Antonio Carlos Egypto
MANGUEIRA EM 2 TEMPOS. Brasil, 2019.
Produção, direção e roteiro: Ana Maria Magalhães. Documentário.
90 min.
Com o documentário “Mangueira em 2
Tempos”, a produtora, diretora, roteirista e atriz Ana Maria Magalhães nos leva
ao mundo mágico da Estação Primeira de Mangueira, uma das mais importantes e
tradicionais Escolas de Samba do Rio de Janeiro. Ela nos põe em contato com personagens que
nasceram naquele ambiente de samba, canto, dança, batucada, fantasias, e dos
portentosos desfiles. Um mundo
encantador para uma criança. Que ela
registrou num curta-metragem de 1993, “Mangueira do Amanhã”
Naquela oportunidade, ela filmou a Escola
de Samba Mirim da Mangueira, formada por amiguinhos de infância, nos anos 1990,
fascinados e alimentando sonhos de muito brilho, na bateria nota 10, na
porta-bandeira e sua glória, nas passistas de samba no pé, nas roupas
deslumbrantes (de preferência, não as mais pesadas).

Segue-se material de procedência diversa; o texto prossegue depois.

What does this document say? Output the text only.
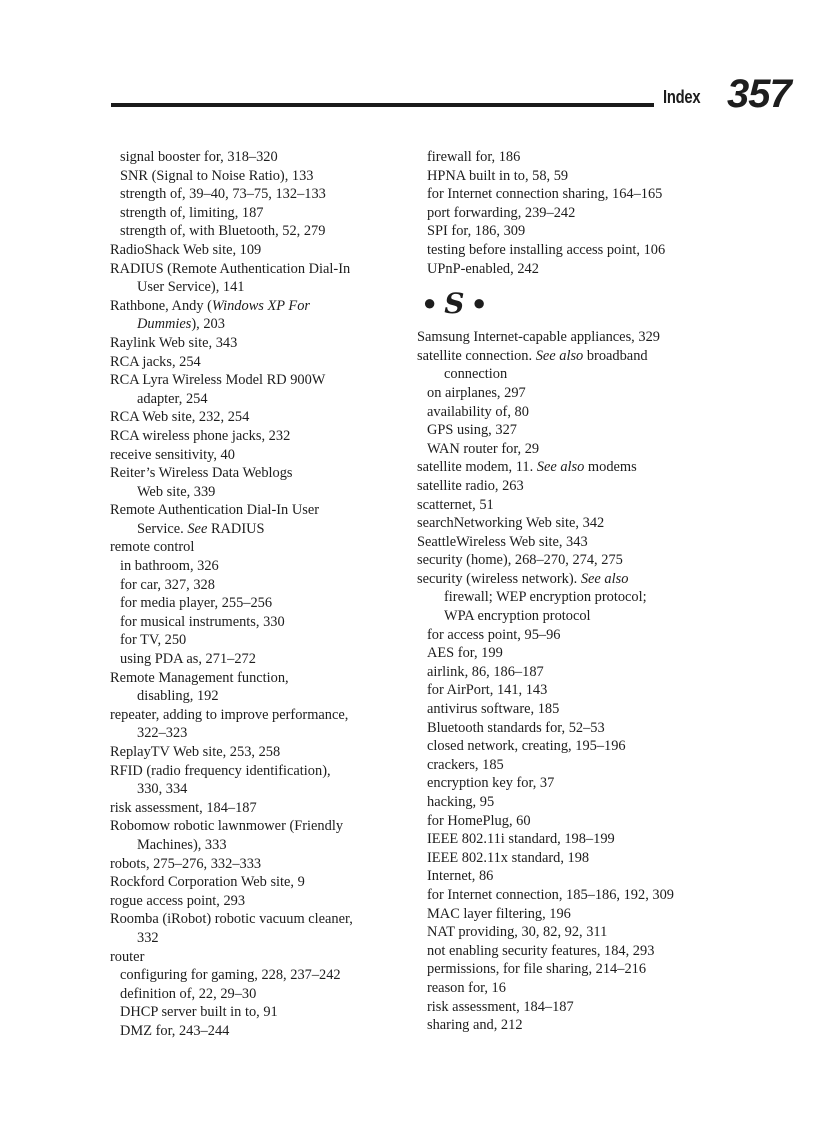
Index 357
signal booster for, 318–320
SNR (Signal to Noise Ratio), 133
strength of, 39–40, 73–75, 132–133
strength of, limiting, 187
strength of, with Bluetooth, 52, 279
RadioShack Web site, 109
RADIUS (Remote Authentication Dial-In
User Service), 141
Rathbone, Andy (Windows XP For
Dummies), 203
Raylink Web site, 343
RCA jacks, 254
RCA Lyra Wireless Model RD 900W
adapter, 254
RCA Web site, 232, 254
RCA wireless phone jacks, 232
receive sensitivity, 40
Reiter’s Wireless Data Weblogs
Web site, 339
Remote Authentication Dial-In User
Service. See RADIUS
remote control
in bathroom, 326
for car, 327, 328
for media player, 255–256
for musical instruments, 330
for TV, 250
using PDA as, 271–272
Remote Management function,
disabling, 192
repeater, adding to improve performance,
322–323
ReplayTV Web site, 253, 258
RFID (radio frequency identification),
330, 334
risk assessment, 184–187
Robomow robotic lawnmower (Friendly
Machines), 333
robots, 275–276, 332–333
Rockford Corporation Web site, 9
rogue access point, 293
Roomba (iRobot) robotic vacuum cleaner,
332
router
configuring for gaming, 228, 237–242
definition of, 22, 29–30
DHCP server built in to, 91
DMZ for, 243–244
firewall for, 186
HPNA built in to, 58, 59
for Internet connection sharing, 164–165
port forwarding, 239–242
SPI for, 186, 309
testing before installing access point, 106
UPnP-enabled, 242
● S ●
Samsung Internet-capable appliances, 329
satellite connection. See also broadband
connection
on airplanes, 297
availability of, 80
GPS using, 327
WAN router for, 29
satellite modem, 11. See also modems
satellite radio, 263
scatternet, 51
searchNetworking Web site, 342
SeattleWireless Web site, 343
security (home), 268–270, 274, 275
security (wireless network). See also
firewall; WEP encryption protocol;
WPA encryption protocol
for access point, 95–96
AES for, 199
airlink, 86, 186–187
for AirPort, 141, 143
antivirus software, 185
Bluetooth standards for, 52–53
closed network, creating, 195–196
crackers, 185
encryption key for, 37
hacking, 95
for HomePlug, 60
IEEE 802.11i standard, 198–199
IEEE 802.11x standard, 198
Internet, 86
for Internet connection, 185–186, 192, 309
MAC layer filtering, 196
NAT providing, 30, 82, 92, 311
not enabling security features, 184, 293
permissions, for file sharing, 214–216
reason for, 16
risk assessment, 184–187
sharing and, 212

Sequências desse curta são lembradas
aqui, e exibidas para os mesmos personagens, vinte anos depois. Eles se divertem com as imagens, as
lembranças, a ingenuidade infantil que demonstravam, mas também reconhecem que
aquele período foi muito feliz e marcante. Ana Maria irá retomar com eles o que
se passou depois disso, que sonhos vingaram, que óbices surgiram para
realizá-los ou desistir deles, o que a vida lhes trouxe e que construções eles
puderam concretizar.
A principal figura dessa história é
Wesley, atual mestre de bateria da Escola, um sonho que se realizou, da forma
mais ampla, para aquele menino talentoso, que aparece no curta com um ritmo
empolgante. Segundo Alcione, ele era tão
bom que não se viam suas mãos naquela atividade frenética. Outro garoto, o Buí do Tamborim, vejam só,
acabou arrumando trabalho como percussionista na China. Houve também quem, por
suas escolhas, não sobreviveu para poder contar sua história.
As mulheres, Érika, Danielle,
Michelle, Thathy, dividiram-se entre o mundo do samba, a gravidez, ainda na
adolescência, o cuidado dos filhos e o risco da marginalização pelo crime, e
houve quem se retraísse em público, por conta da religião que escolheu e que
acabou funcionando como um freio. Mas
todas amam, ou amaram, desfilar na avenida.
Quem pôde, lá ficou. Para as
mulheres, porém, é sempre mais difícil essa coisa de dupla, tripla, jornada de
trabalho. Se bobear, o prazer sucumbe,
até mesmo na passarela da alegria que é a Mangueira.
Nos últimos vinte anos, muita coisa
mudou para todos, com a violência, o narcotráfico, as milícias, atingindo o Rio
em cheio, complicando para todo mundo. A
Mangueira segue firme e vitoriosa, mas os tempos são mais difíceis e a Escola
de Samba reflete isso nos seus enredos.
“Mangueira em 2 Tempos” sugere os dois
tempos da filmagem. Que não foram só
dois, o das crianças e o atual, porque foram filmagens que aconteceram ao longo
de vários anos. Só que os dois tempos do
título se referem a uma outra questão, também. Aos 2 tempos de marcação do ritmo na música, comuns
ao samba, ao funk e ao jazz, o que permite a integração e viabilização de uma inovação rítmica.
Conhecer a história dessas pessoas e
da sua Escola do coração, explicada por eles mesmos, alguns já famosos, como
Wesley e o cantor Ivo Meirelles, além de Alcione, mangueirense por adoção, vendo
e ouvindo a beleza do que eles são capazes de produzir artisticamente, é muito
animador. Em meio aos problemas, a arte
popular aparece como esperança renovada de felicidade.